8. Where else do I need to take care?

When you receive an email which gives you a link to a web page, great care is needed. If you are asked to fill in computer account details, or banking information, then the message is not legitimate and you must not respond. The methods used to persuade you come under the heading of social engineering as explained below

9. Social Engineering

Social engineering is the term used to describe crackers' attempts to get users to tell them about their passwords and other information about the system. This is also called phishing.
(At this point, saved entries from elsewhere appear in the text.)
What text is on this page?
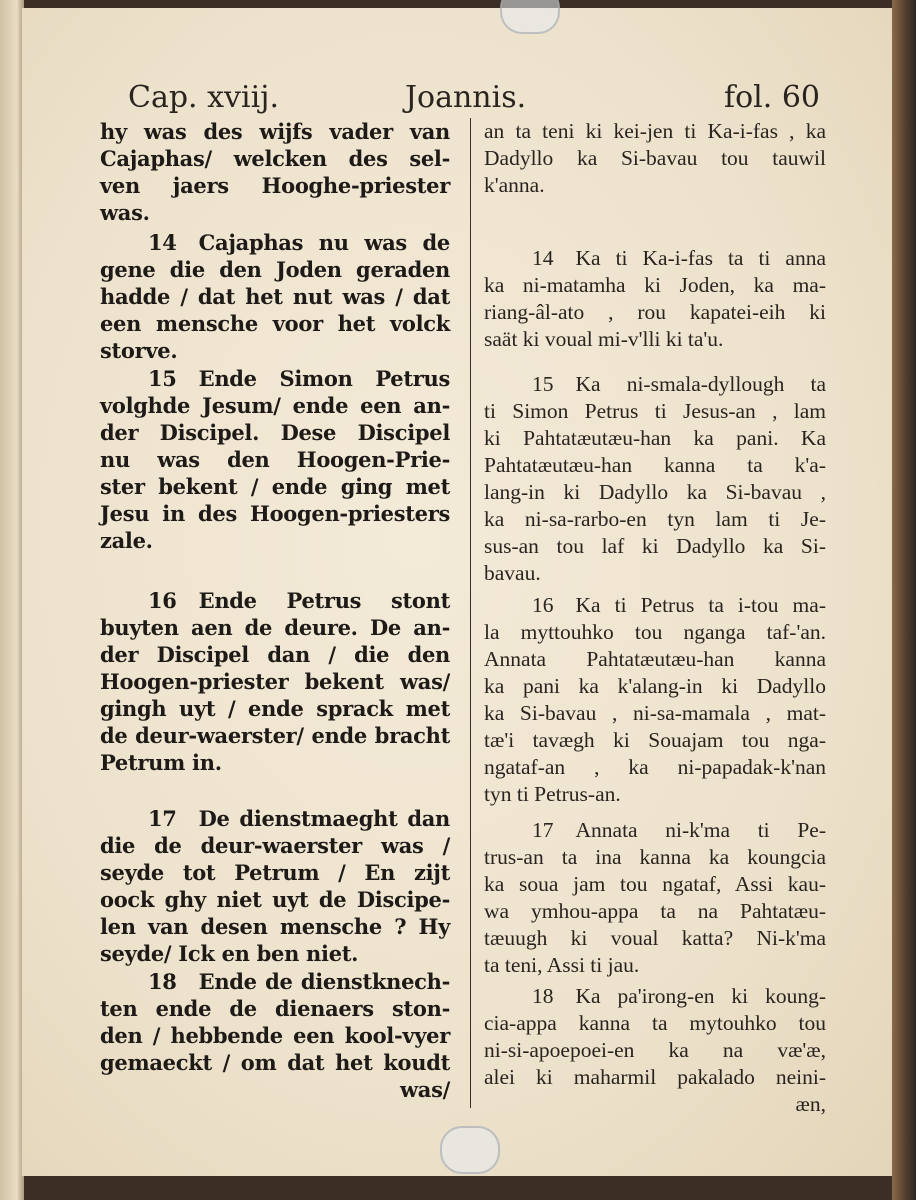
Cap. xviij.	Joannis.	fol. 60
hy was des wijfs vader van
Cajaphas/ welcken des sel-
ven jaers Hooghe-priester
was.
14 Cajaphas nu was de
gene die den Joden geraden
hadde / dat het nut was / dat
een mensche voor het volck
storve.
15 Ende Simon Petrus
volghde Jesum/ ende een an-
der Discipel. Dese Discipel
nu was den Hoogen-Prie-
ster bekent / ende ging met
Jesu in des Hoogen-priesters
zale.
16 Ende Petrus stont
buyten aen de deure. De an-
der Discipel dan / die den
Hoogen-priester bekent was/
gingh uyt / ende sprack met
de deur-waerster/ ende bracht
Petrum in.
17 De dienstmaeght dan
die de deur-waerster was /
seyde tot Petrum / En zijt
oock ghy niet uyt de Discipe-
len van desen mensche ? Hy
seyde/ Ick en ben niet.
18 Ende de dienstknech-
ten ende de dienaers ston-
den / hebbende een kool-vyer
gemaeckt / om dat het koudt
was/
an ta teni ki kei-jen ti Ka-i-fas , ka
Dadyllo ka Si-bavau tou tauwil
k'anna.
14 Ka ti Ka-i-fas ta ti anna
ka ni-matamha ki Joden, ka ma-
riang-âl-ato , rou kapatei-eih ki
saät ki voual mi-v'lli ki ta'u.
15 Ka ni-smala-dyllough ta
ti Simon Petrus ti Jesus-an , lam
ki Pahtatæutæu-han ka pani. Ka
Pahtatæutæu-han kanna ta k'a-
lang-in ki Dadyllo ka Si-bavau ,
ka ni-sa-rarbo-en tyn lam ti Je-
sus-an tou laf ki Dadyllo ka Si-
bavau.
16 Ka ti Petrus ta i-tou ma-
la myttouhko tou nganga taf-'an.
Annata Pahtatæutæu-han kanna
ka pani ka k'alang-in ki Dadyllo
ka Si-bavau , ni-sa-mamala , mat-
tæ'i tavægh ki Souajam tou nga-
ngataf-an , ka ni-papadak-k'nan
tyn ti Petrus-an.
17 Annata ni-k'ma ti Pe-
trus-an ta ina kanna ka koungcia
ka soua jam tou ngataf, Assi kau-
wa ymhou-appa ta na Pahtatæu-
tæuugh ki voual katta? Ni-k'ma
ta teni, Assi ti jau.
18 Ka pa'irong-en ki koung-
cia-appa kanna ta mytouhko tou
ni-si-apoepoei-en ka na væ'æ,
alei ki maharmil pakalado neini-
æn,
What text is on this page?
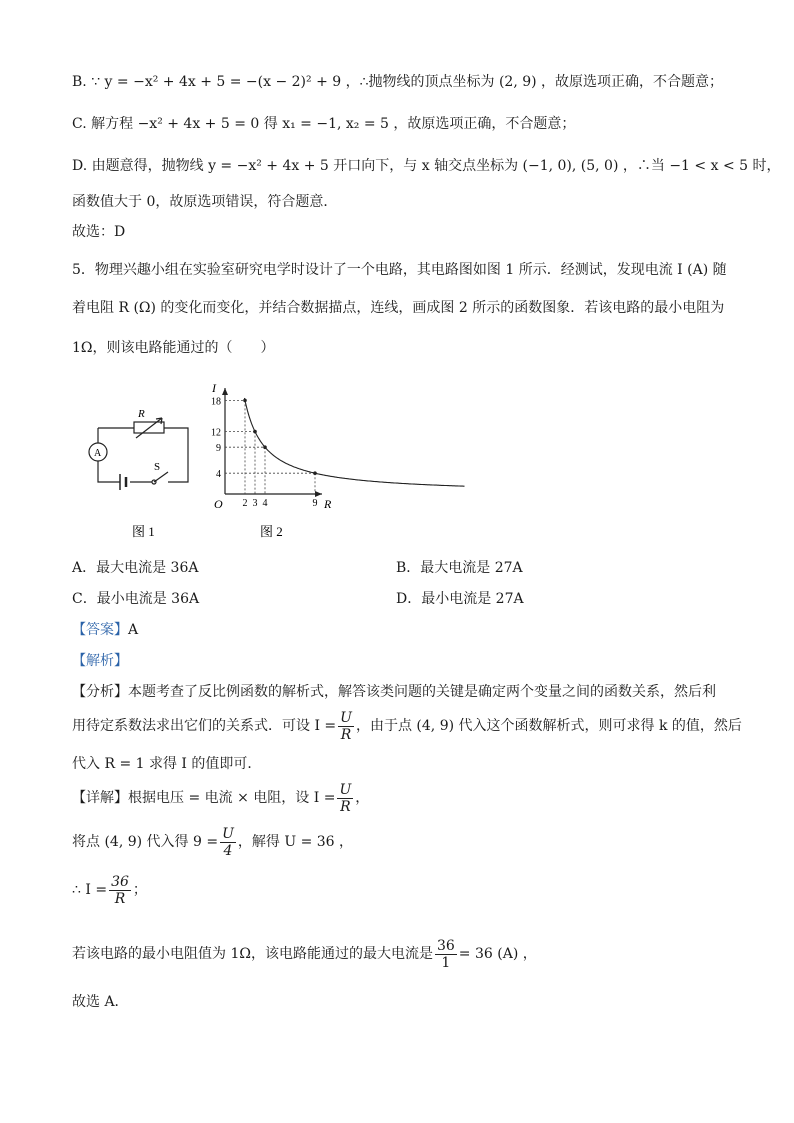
B. ∵ y = −x² + 4x + 5 = −(x − 2)² + 9 ，∴抛物线的顶点坐标为 (2, 9) ，故原选项正确，不合题意；
C. 解方程 −x² + 4x + 5 = 0 得 x₁ = −1, x₂ = 5 ，故原选项正确，不合题意；
D. 由题意得，抛物线 y = −x² + 4x + 5 开口向下，与 x 轴交点坐标为 (−1, 0), (5, 0) ，∴当 −1 < x < 5 时，
函数值大于 0，故原选项错误，符合题意．
故选：D
5．物理兴趣小组在实验室研究电学时设计了一个电路，其电路图如图 1 所示．经测试，发现电流 I (A) 随
着电阻 R (Ω) 的变化而变化，并结合数据描点，连线，画成图 2 所示的函数图象．若该电路的最小电阻为
1Ω，则该电路能通过的（　　）
A
R
S
图 1
18
2
12
3
9
4
4
9
O	R
I
图 2
A．最大电流是 36A	B．最大电流是 27A
C．最小电流是 36A	D．最小电流是 27A
【答案】A
【解析】
【分析】本题考查了反比例函数的解析式，解答该类问题的关键是确定两个变量之间的函数关系，然后利
用待定系数法求出它们的关系式．可设 $I = \frac{U}{R}$ ，由于点 (4, 9) 代入这个函数解析式，则可求得 k 的值，然后
代入 R = 1 求得 I 的值即可．
【详解】根据电压 = 电流 × 电阻，设 $I = \frac{U}{R}$ ，
将点 (4, 9) 代入得 $9 = \frac{U}{4}$ ，解得 U = 36 ，
∴ $I = \frac{36}{R}$ ；
若该电路的最小电阻值为 1Ω，该电路能通过的最大电流是 $\frac{36}{1} = 36$ (A) ，
故选 A．
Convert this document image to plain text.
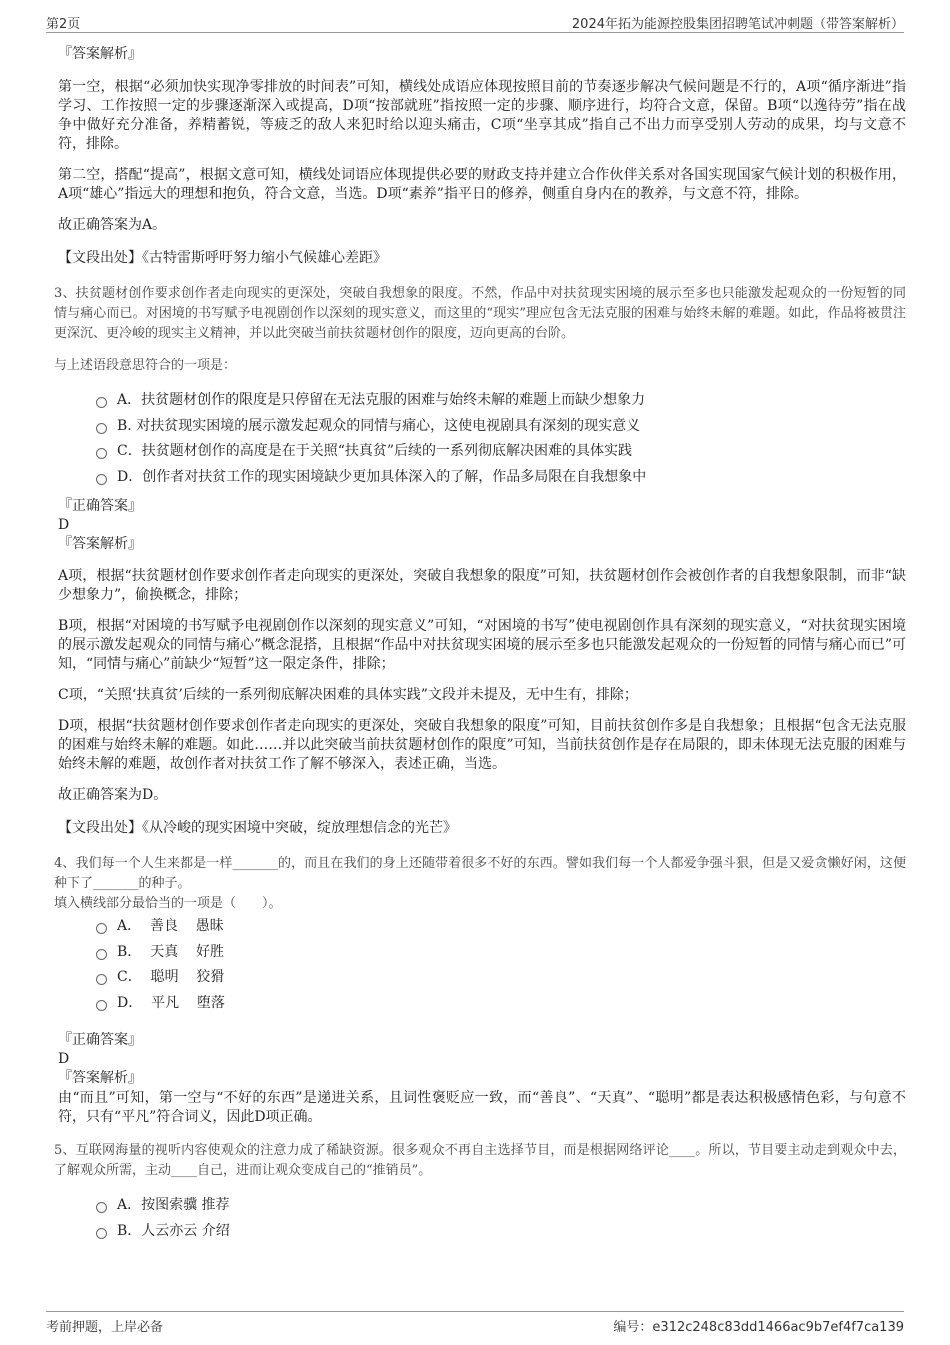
第2页	2024年拓为能源控股集团招聘笔试冲刺题（带答案解析）

『答案解析』

第一空，根据“必须加快实现净零排放的时间表”可知，横线处成语应体现按照目前的节奏逐步解决气候问题是不行的，A项“循序渐进”指学习、工作按照一定的步骤逐渐深入或提高，D项“按部就班”指按照一定的步骤、顺序进行，均符合文意，保留。B项“以逸待劳”指在战争中做好充分准备，养精蓄锐，等疲乏的敌人来犯时给以迎头痛击，C项“坐享其成”指自己不出力而享受别人劳动的成果，均与文意不符，排除。

第二空，搭配“提高”，根据文意可知，横线处词语应体现提供必要的财政支持并建立合作伙伴关系对各国实现国家气候计划的积极作用，A项“雄心”指远大的理想和抱负，符合文意，当选。D项“素养”指平日的修养，侧重自身内在的教养，与文意不符，排除。

故正确答案为A。

【文段出处】《古特雷斯呼吁努力缩小气候雄心差距》

3、扶贫题材创作要求创作者走向现实的更深处，突破自我想象的限度。不然，作品中对扶贫现实困境的展示至多也只能激发起观众的一份短暂的同情与痛心而已。对困境的书写赋予电视剧创作以深刻的现实意义，而这里的“现实”理应包含无法克服的困难与始终未解的难题。如此，作品将被贯注更深沉、更冷峻的现实主义精神，并以此突破当前扶贫题材创作的限度，迈向更高的台阶。

与上述语段意思符合的一项是：

A．扶贫题材创作的限度是只停留在无法克服的困难与始终未解的难题上而缺少想象力
B. 对扶贫现实困境的展示激发起观众的同情与痛心，这使电视剧具有深刻的现实意义
C．扶贫题材创作的高度是在于关照“扶真贫”后续的一系列彻底解决困难的具体实践
D．创作者对扶贫工作的现实困境缺少更加具体深入的了解，作品多局限在自我想象中

『正确答案』

D

『答案解析』

A项，根据“扶贫题材创作要求创作者走向现实的更深处，突破自我想象的限度”可知，扶贫题材创作会被创作者的自我想象限制，而非“缺少想象力”，偷换概念，排除；

B项，根据“对困境的书写赋予电视剧创作以深刻的现实意义”可知，“对困境的书写”使电视剧创作具有深刻的现实意义，“对扶贫现实困境的展示激发起观众的同情与痛心”概念混搭，且根据“作品中对扶贫现实困境的展示至多也只能激发起观众的一份短暂的同情与痛心而已”可知，“同情与痛心”前缺少“短暂”这一限定条件，排除；

C项，“关照‘扶真贫’后续的一系列彻底解决困难的具体实践”文段并未提及，无中生有，排除；

D项，根据“扶贫题材创作要求创作者走向现实的更深处，突破自我想象的限度”可知，目前扶贫创作多是自我想象；且根据“包含无法克服的困难与始终未解的难题。如此……并以此突破当前扶贫题材创作的限度”可知，当前扶贫创作是存在局限的，即未体现无法克服的困难与始终未解的难题，故创作者对扶贫工作了解不够深入，表述正确，当选。

故正确答案为D。

【文段出处】《从冷峻的现实困境中突破，绽放理想信念的光芒》

4、我们每一个人生来都是一样_______的，而且在我们的身上还随带着很多不好的东西。譬如我们每一个人都爱争强斗狠，但是又爱贪懒好闲，这便种下了_______的种子。

填入横线部分最恰当的一项是（　　）。

A．  善良    愚昧
B．  天真    好胜
C．  聪明    狡猾
D．  平凡    堕落

『正确答案』

D

『答案解析』

由“而且”可知，第一空与“不好的东西”是递进关系，且词性褒贬应一致，而“善良”、“天真”、“聪明”都是表达积极感情色彩，与句意不符，只有“平凡”符合词义，因此D项正确。

5、互联网海量的视听内容使观众的注意力成了稀缺资源。很多观众不再自主选择节目，而是根据网络评论____。所以，节目要主动走到观众中去，了解观众所需，主动____自己，进而让观众变成自己的“推销员”。

A．按图索骥 推荐
B．人云亦云 介绍
考前押题，上岸必备	编号：e312c248c83dd1466ac9b7ef4f7ca139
Here are some of the approaches used:

  • "There is something wrong with your account - please confirm your details so we can avoid cutting you off": No member of the system administration staff or other Computing Services staff will ever ask you to reveal your password or any other information about the system.
  • The "something wrong" above may be a disk quota warning - IT Services does not cut off accounts for this reason. In any case, the values given are unlikely to match your actual usage figures.
  • "I'm new to the college/department - can you help with such-and-such information". You cannot be sure of the person's bona fides, so refer them direct to your IT staff.
  • Beware of messages from "your Bank". These may look credible but genuine ones will never ask for account details.

See http://www.oucs.ox.ac.uk/email/fake/ for detailed guidance on recognising and dealing with fake emails..

Report any suspicious questions that anyone asks you to IT Services Help Centre or OxCERT right away.